Самоочевидно, что письма Белинского и Чаадаева по поводу гоголевских «Выбранных мест из переписки с друзьями» исходят из идейно весьма несхожих отправных точек. Сам факт появления этого гоголевского произведения, который Белинский, как известно, рассматривает преимущественно с точки зрения идейно-политической, Чаадаевым рассматривается почти исключительно с абстрактно-моралистических позиций. Но есть, как это ни странно, и нечто общее в этих двух письмах. И прежде всего, конечно, то именно, что оба автора рассматривают названное произведение как несомненное падение Гоголя — как глубочайший его творческий срыв и как его гражданскую катастрофу.

Стоит сопоставить мнение Чаадаева со взглядами Белинского по некоторым из тех вопросов, которые рассматривались в связи с «Выбранными местами» и тем и другим.

«Смирение, — пишет Белинский Гоголю, — проповедуемое Вами, во-первых, не ново, а во-вторых, отзывается, с одной стороны, страшною гордостью, а с другой — самым позорным унижением своего человеческого достоинства. Мысль сделаться каким-то абстрактным совершенством, стать выше всех смирением может быть плодом только или гордости, или слабоумия, и в обоих случаях ведет неизбежно к лицемерию, ханжеству, китаизму. И при этом Вы позволили себе цинически грязно выражаться не только о других (это было бы только невежливо), но и о самом себе — это уже гадко, потому что если человек, бьющий своего ближнего по щекам, возбуждает негодование, то человек, бьющий по щекам самого себя, возбуждает презрение. Нет! Вы только омрачены, а не просветлены; Вы не поняли ни духа, ни формы христианства нашего времени. Не истиной христианского учения, а болезненною боязнью смерти, чорта и ада веет от Вашей книги».

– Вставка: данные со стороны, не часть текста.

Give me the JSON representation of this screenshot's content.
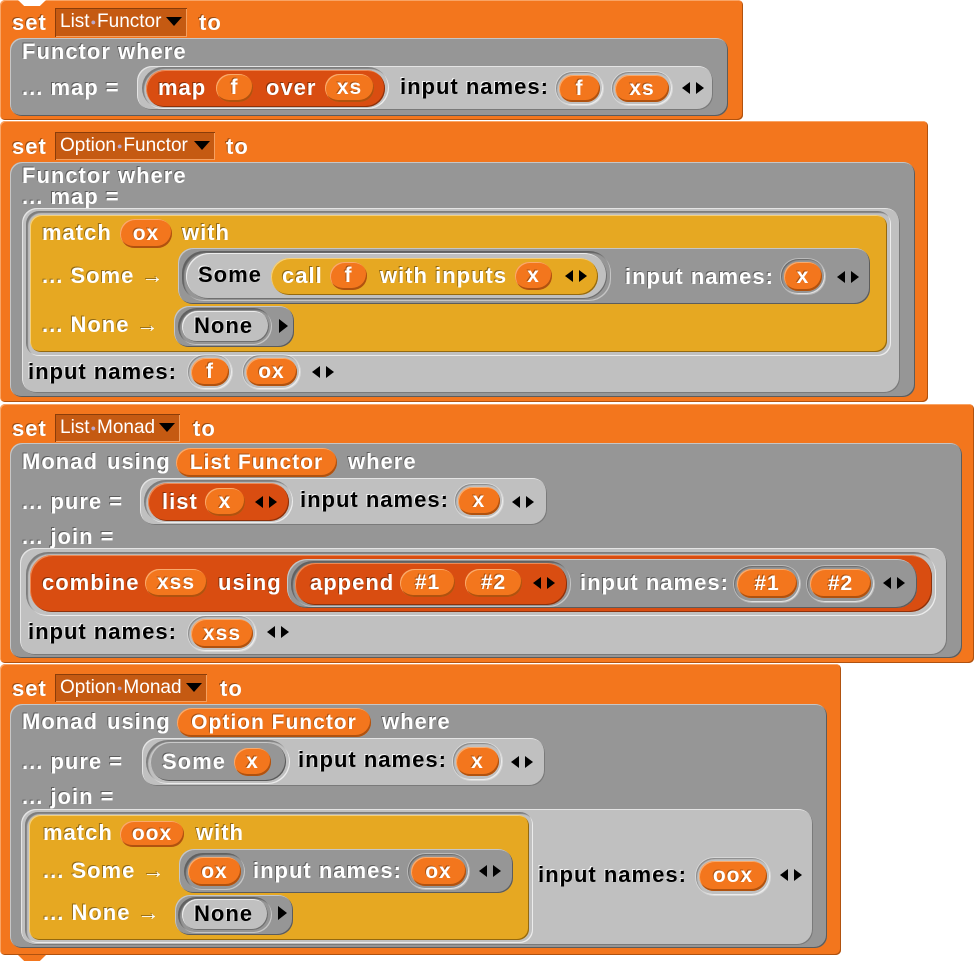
{
  "palette": {
    "variables_orange": "#F3761D",
    "lists_dark_orange": "#D94D11",
    "other_gray": "#969696",
    "zebra_light_gray": "#C0C0C0",
    "control_gold": "#E6A822",
    "dropdown_bg": "#C55A12"
  },
  "scripts": [
    {
      "set_label": "set",
      "variable": "List Functor",
      "to_label": "to",
      "type_name": "Functor",
      "where_label": "where",
      "map_label": "... map =",
      "map_ring": {
        "block": {
          "label": "map",
          "arg": "f",
          "mid_label": "over",
          "arg2": "xs"
        },
        "input_names_label": "input names:",
        "input_names": [
          "f",
          "xs"
        ]
      }
    },
    {
      "set_label": "set",
      "variable": "Option Functor",
      "to_label": "to",
      "type_name": "Functor",
      "where_label": "where",
      "map_label": "... map =",
      "map_ring": {
        "match": {
          "label": "match",
          "subject": "ox",
          "with_label": "with",
          "some_label": "... Some →",
          "some_ring": {
            "block": {
              "label": "Some",
              "call_label": "call",
              "func": "f",
              "with_inputs_label": "with inputs",
              "arg": "x"
            },
            "input_names_label": "input names:",
            "input_names": [
              "x"
            ]
          },
          "none_label": "... None →",
          "none_ring": {
            "block": {
              "label": "None"
            }
          }
        },
        "input_names_label": "input names:",
        "input_names": [
          "f",
          "ox"
        ]
      }
    },
    {
      "set_label": "set",
      "variable": "List Monad",
      "to_label": "to",
      "type_name": "Monad",
      "using_label": "using",
      "functor": "List Functor",
      "where_label": "where",
      "pure_label": "... pure =",
      "pure_ring": {
        "block": {
          "label": "list",
          "arg": "x"
        },
        "input_names_label": "input names:",
        "input_names": [
          "x"
        ]
      },
      "join_label": "... join =",
      "join_ring": {
        "block": {
          "label": "combine",
          "arg": "xss",
          "using_label": "using",
          "ring": {
            "block": {
              "label": "append",
              "args": [
                "#1",
                "#2"
              ]
            },
            "input_names_label": "input names:",
            "input_names": [
              "#1",
              "#2"
            ]
          }
        },
        "input_names_label": "input names:",
        "input_names": [
          "xss"
        ]
      }
    },
    {
      "set_label": "set",
      "variable": "Option Monad",
      "to_label": "to",
      "type_name": "Monad",
      "using_label": "using",
      "functor": "Option Functor",
      "where_label": "where",
      "pure_label": "... pure =",
      "pure_ring": {
        "block": {
          "label": "Some",
          "arg": "x"
        },
        "input_names_label": "input names:",
        "input_names": [
          "x"
        ]
      },
      "join_label": "... join =",
      "join_ring": {
        "match": {
          "label": "match",
          "subject": "oox",
          "with_label": "with",
          "some_label": "... Some →",
          "some_ring": {
            "body_var": "ox",
            "input_names_label": "input names:",
            "input_names": [
              "ox"
            ]
          },
          "none_label": "... None →",
          "none_ring": {
            "block": {
              "label": "None"
            }
          }
        },
        "input_names_label": "input names:",
        "input_names": [
          "oox"
        ]
      }
    }
  ]
}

Надо сказать, что упоминания Белинского об «истине христианского учения» и о необходимости понять смысл «христианства нашего времени» звучат несколько неожиданно в устах признанного зачинателя русской революционно-демократической идеологии.

«Проповедник кнута, апостол невежества, поборник обскурантизма и мракобесия, панегирист татарских нравов, — пишет Белинский, обращаясь к Гоголю, — что Вы делаете?.. Взгляните себе под ноги: ведь Вы стоите над бездною... Что Вы подобное учение опираете на православную церковь — это я еще понимаю: она всегда была опорою кнута и угодницею деспотизма; но, — восклицает Белинский, — Христа-то зачем Вы примешали тут? Что Вы нашли общего между ним и какою-нибудь, а тем более православною церковью? Он первый возвестил людям учение свободы, равенства и братства и мученичеством запечатлел, утвердил истину своего учения. И оно только до тех пор и было, — подчеркивает Белинский, — спасением людей, пока не организовалось в церковь и не приняло за основание принципа ортодоксии. Церковь же явилась иерархией, стало быть, поборницею неравенства, льстецом власти, врагом и гонителем братства между людьми, — чем и продолжает быть до сих пор».

Но в чем же, согласно Белинскому, заключается смысл «учения Христова»?

«Смысл учения Христова, — говорит Белинский в том же письме к Гоголю, — открыт философским движением прошлого века. И вот почему какой-нибудь Вольтер, орудием насмешки потушивший в Европе костры фанатизма и невежества, конечно, больше сын Христа, плоть от плоти его и кость от костей его, нежели все Ваши папы, архиереи, митрополиты и патриархи, восточные и западные».

Таким образом, согласно концепции Белинского, истинный смысл «современного христианского учения» заключается в утверждении некоей идейной традиции, объединяющей в себе принципы своеобразного христианского социализма с буржуазно-демократическими требованиями политических свобод. Все это, конечно же, достаточно далеко от чаадаевского понимания дела. Но интересно, что при всем том и чаадаевскому истолкованию роли религиозно мыслящей личности у Белинского остается вполне определенное место.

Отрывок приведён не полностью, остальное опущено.